Conversation windowing

LLMs have limited context windows. For long conversations, trim the history:
function trimHistory(
  history: OpenAI.ChatCompletionMessageParam[],
  maxTurns: number = 10
): OpenAI.ChatCompletionMessageParam[] {
  if (history.length <= maxTurns * 2) return history;

  // Keep the first 2 messages (initial context) and the last maxTurns pairs
  const start = history.slice(0, 2);
  const recent = history.slice(-(maxTurns * 2));
  return [...start, { role: "system", content: "[Earlier conversation trimmed]" }, ...recent];
}
The beauty of Minns Memory Layer is that trimmed messages aren’t lost — they’re already stored as events. Claims extracted from early turns persist in semantic memory even after the conversation window moves forward.
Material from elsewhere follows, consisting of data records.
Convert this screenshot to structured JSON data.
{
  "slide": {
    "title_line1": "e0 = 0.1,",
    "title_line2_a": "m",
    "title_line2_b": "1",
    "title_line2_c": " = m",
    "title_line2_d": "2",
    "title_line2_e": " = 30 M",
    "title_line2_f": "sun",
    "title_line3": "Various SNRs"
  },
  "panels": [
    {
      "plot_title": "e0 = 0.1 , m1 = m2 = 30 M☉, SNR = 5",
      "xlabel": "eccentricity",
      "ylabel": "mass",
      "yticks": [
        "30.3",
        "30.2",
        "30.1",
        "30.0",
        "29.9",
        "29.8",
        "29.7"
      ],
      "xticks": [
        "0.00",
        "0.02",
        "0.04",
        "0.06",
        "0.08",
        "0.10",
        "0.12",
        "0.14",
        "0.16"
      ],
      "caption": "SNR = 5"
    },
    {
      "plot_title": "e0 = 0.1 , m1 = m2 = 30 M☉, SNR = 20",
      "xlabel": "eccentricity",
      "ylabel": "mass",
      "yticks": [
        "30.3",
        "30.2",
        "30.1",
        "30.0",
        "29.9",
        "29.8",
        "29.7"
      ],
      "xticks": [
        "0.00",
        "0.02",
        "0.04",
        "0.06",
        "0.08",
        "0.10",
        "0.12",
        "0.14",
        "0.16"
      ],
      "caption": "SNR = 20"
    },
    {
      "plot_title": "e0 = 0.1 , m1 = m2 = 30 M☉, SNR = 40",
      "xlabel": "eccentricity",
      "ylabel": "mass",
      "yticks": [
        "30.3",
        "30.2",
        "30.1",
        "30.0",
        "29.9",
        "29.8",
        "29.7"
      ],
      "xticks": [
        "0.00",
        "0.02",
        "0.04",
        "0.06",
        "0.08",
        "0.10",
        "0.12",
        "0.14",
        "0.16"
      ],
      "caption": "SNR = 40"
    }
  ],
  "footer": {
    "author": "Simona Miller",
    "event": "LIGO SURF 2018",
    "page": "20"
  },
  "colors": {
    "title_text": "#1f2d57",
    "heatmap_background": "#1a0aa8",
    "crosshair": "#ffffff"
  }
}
Error handling in the intent parser

The sidecar parser is resilient, but you should handle edge cases:
const { intent, assistantResponse } = extractIntentAndResponse(modelOutput, userMessage, intentSpec);

if (!intent) {
  // LLM didn't produce an intent block — treat as conversational
  console.log("No intent detected — responding conversationally.");
  return { assistantResponse: modelOutput, intent: { action: "respond_only" } };
}

if (!intentSpec.actions.find(a => a.name === intent.action)) {
  // LLM hallucinated an action that doesn't exist
  console.warn(`Unknown action "${intent.action}" — falling back to respond_only`);
  return { assistantResponse, intent: { action: "respond_only" } };
}

Multi-agent handoff

If your system has multiple specialized agents (booking, support, recommendations), use strategies to share knowledge:
// The support agent can learn from the booking agent's strategies
const bookingStrategies = await client.getSimilarStrategies({
  goal_ids: [101], // booking goal
  tool_names: ["book_ticket"],
  result_types: [],
  limit: 3,
  min_score: 0.5,
});

// Inject into the support agent's prompt
const context = bookingStrategies
  .map(s => `Booking team learned: "${s.action_hint}" (success: ${s.expected_success.toFixed(0)}%)`)
  .join("\n");

Summary

ComponentRoleSDK method
Intent specDefines what the agent can dobuildSidecarInstruction(spec)
Sidecar parserExtracts structured intents from LLM outputextractIntentAndResponse()
Event builderLogs every turn to Minns Memory Layerclient.event().action().outcome().send()
ClaimsSoft facts extracted from conversationsclient.searchClaims()
Context memoryPast episodes matching the current situationclient.getContextMemories()
StrategiesLearned behavioral patternsclient.getSimilarStrategies()
Policy GuideWhat should the agent do next?client.getActionSuggestions()
The intent model gives your agent a clean separation between thinking (LLM) and doing (tools). Minns Memory Layer gives it the ability to remember and improve. Together, they turn a stateless chatbot into an agent that gets better with every conversation.